Additional Information

As Authorization header we have used the: base64(<rhsso_client_id>:<rhsso_client_secret>)

Manual CURL request to introspect token:

curl -X POST \
  http://unsecure-sso-testing-sso.apps.<RHSSO>.com/auth/realms/introspection-realm-2dinmqr2/protocol/openid-connect/token/introspect \
  -H 'Content-Type: application/x-www-form-urlencoded' \
  -d 'token=<ACCESS_TOKEN>&client_id=introspection-client-bccn-gi0&client_secret=4e235d87-0c81-44ec-994d-0dfb3fcc7d19'

[davidor]

@tmogi001 , @y-tabata Can you tell us the RHSSO version that you are using? Thanks.

[y-tabata]

@davidor we use version 7.2. And we confirmed again that the current token introspection policy was working in our environment. We checked both the "use_3scale_oidc_issuer_endpoint" and the "client_id+client_secret"

[pestanko]

@y-tabata Ok, so I have a question - how are you sending the access_token to the apicast?

Are you sending it in authorization header? or as a param? access_token?

Because when I send the request like:

https://apicast.example.com/get?access_token=<access_token>

RHSSO will get me an error:

07:14:46,986 WARN  [org.keycloak.events] (default task-55) type=INTROSPECT_TOKEN_ERROR, realmId=8145444a-ffed-4b20-a183-66a8ee3a5d8e, clientId=introspection-client-xojepd7, userId=null, ipAddress=10.8.47.51, error=invalid_request, detail='Token not provided.', client_auth_method=client-secret

[y-tabata]

@pestanko

Are you sending it in authorization header? or as a param? access_token?

I sent it in authorization header like "Authorization: Bearer ".

[davidor]

@pestanko has been debugging this. The problem is that while the APIcast policy looks for credentials in the query and headers (https://github.com/3scale/apicast/blob/34ed827454d83f02aec610ca47b33997eb1a0ddd/gateway/src/apicast/configuration/service.lua#L75), the token introspection only checks the Authorization header (https://github.com/3scale/apicast/blob/34ed827454d83f02aec610ca47b33997eb1a0ddd/gateway/src/apicast/policy/token_introspection/token_introspection.lua#L101).

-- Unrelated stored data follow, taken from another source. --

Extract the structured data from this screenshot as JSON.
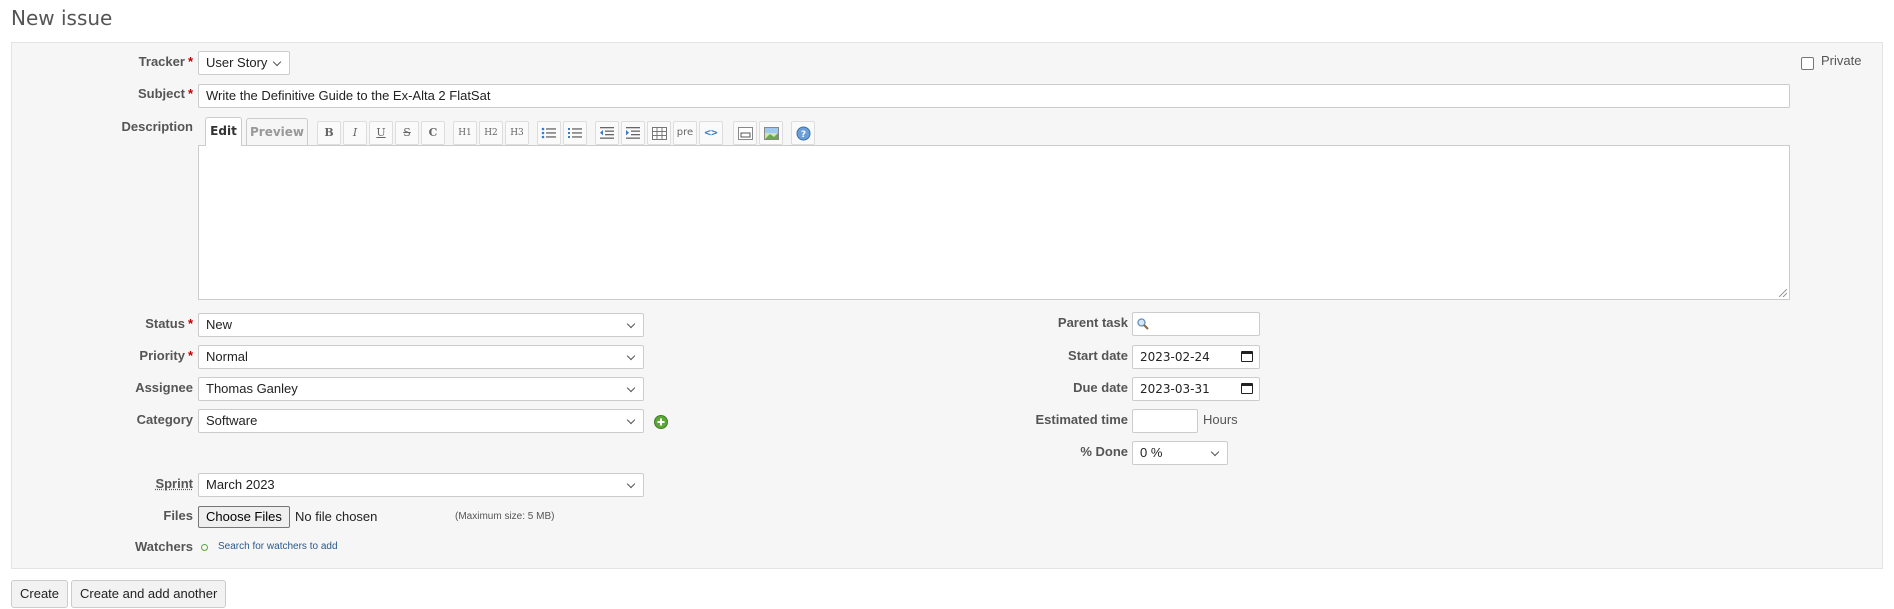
{
  "page": {
    "title": "New issue"
  },
  "form": {
    "tracker": {
      "label": "Tracker",
      "value": "User Story"
    },
    "private": {
      "label": "Private",
      "checked": false
    },
    "subject": {
      "label": "Subject",
      "value": "Write the Definitive Guide to the Ex-Alta 2 FlatSat"
    },
    "description": {
      "label": "Description",
      "tabs": [
        "Edit",
        "Preview"
      ],
      "active_tab": "Edit",
      "toolbar": {
        "bold": "B",
        "italic": "I",
        "underline": "U",
        "strike": "S",
        "code_inline": "C",
        "h1": "H1",
        "h2": "H2",
        "h3": "H3",
        "pre": "pre"
      },
      "value": ""
    },
    "status": {
      "label": "Status",
      "value": "New"
    },
    "priority": {
      "label": "Priority",
      "value": "Normal"
    },
    "assignee": {
      "label": "Assignee",
      "value": "Thomas Ganley"
    },
    "category": {
      "label": "Category",
      "value": "Software"
    },
    "sprint": {
      "label": "Sprint",
      "value": "March 2023"
    },
    "files": {
      "label": "Files",
      "button": "Choose Files",
      "status": "No file chosen",
      "max_size": "(Maximum size: 5 MB)"
    },
    "watchers": {
      "label": "Watchers",
      "link": "Search for watchers to add"
    },
    "parent_task": {
      "label": "Parent task",
      "value": ""
    },
    "start_date": {
      "label": "Start date",
      "value": "2023-02-24"
    },
    "due_date": {
      "label": "Due date",
      "value": "2023-03-31"
    },
    "estimated_time": {
      "label": "Estimated time",
      "value": "",
      "unit": "Hours"
    },
    "done": {
      "label": "% Done",
      "value": "0 %"
    },
    "required_mark": "*"
  },
  "actions": {
    "create": "Create",
    "create_another": "Create and add another"
  },
  "colors": {
    "required": "#bb0000",
    "link": "#2a5a8a",
    "add_icon": "#5ca835"
  }
}
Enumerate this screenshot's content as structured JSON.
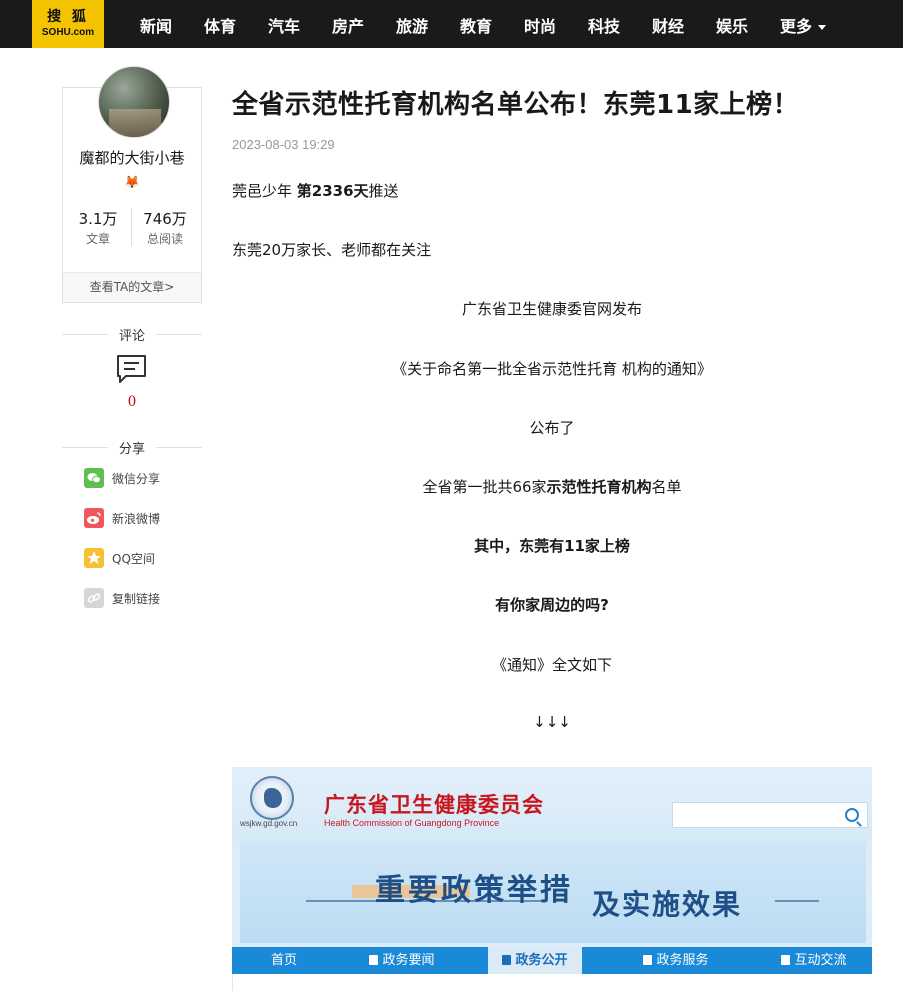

This is not really consistent. Possible fix: the policy should check first if the credentials have already been stored in the context, and if not, then check the Authorization header.

[mikz]

When using OIDC/OAuth2.0 the access token can be transmitted only as the Authorization Bearer.

And token introspection policy makes sense for OIDC/OAuth2.0. So the only allowed way how to transfer the access token is Authorization: Bearer ....

[davidor]

OK. If the standard says it needs to be in the Authorization header, then there's nothing else to do.

[mikz]

https://tools.ietf.org/html/rfc6750#section-2 Bearer is the only required method, the other two are discouraged.

[pestanko]

@mikz Would it make sense to use only Authorization header for OpenID connect? It means for all the use cases?

It means deprecate the usage of the access_token query parameter

[mikz]

@pestanko Yes. When using OAuth2.0/OIDC only Authorization header makes sense.

If for some reason passing access_token in the request path works it is discouraged per spec, but we should not break current behaviour. For the token introspection policy it makes sense to support only the authorization header.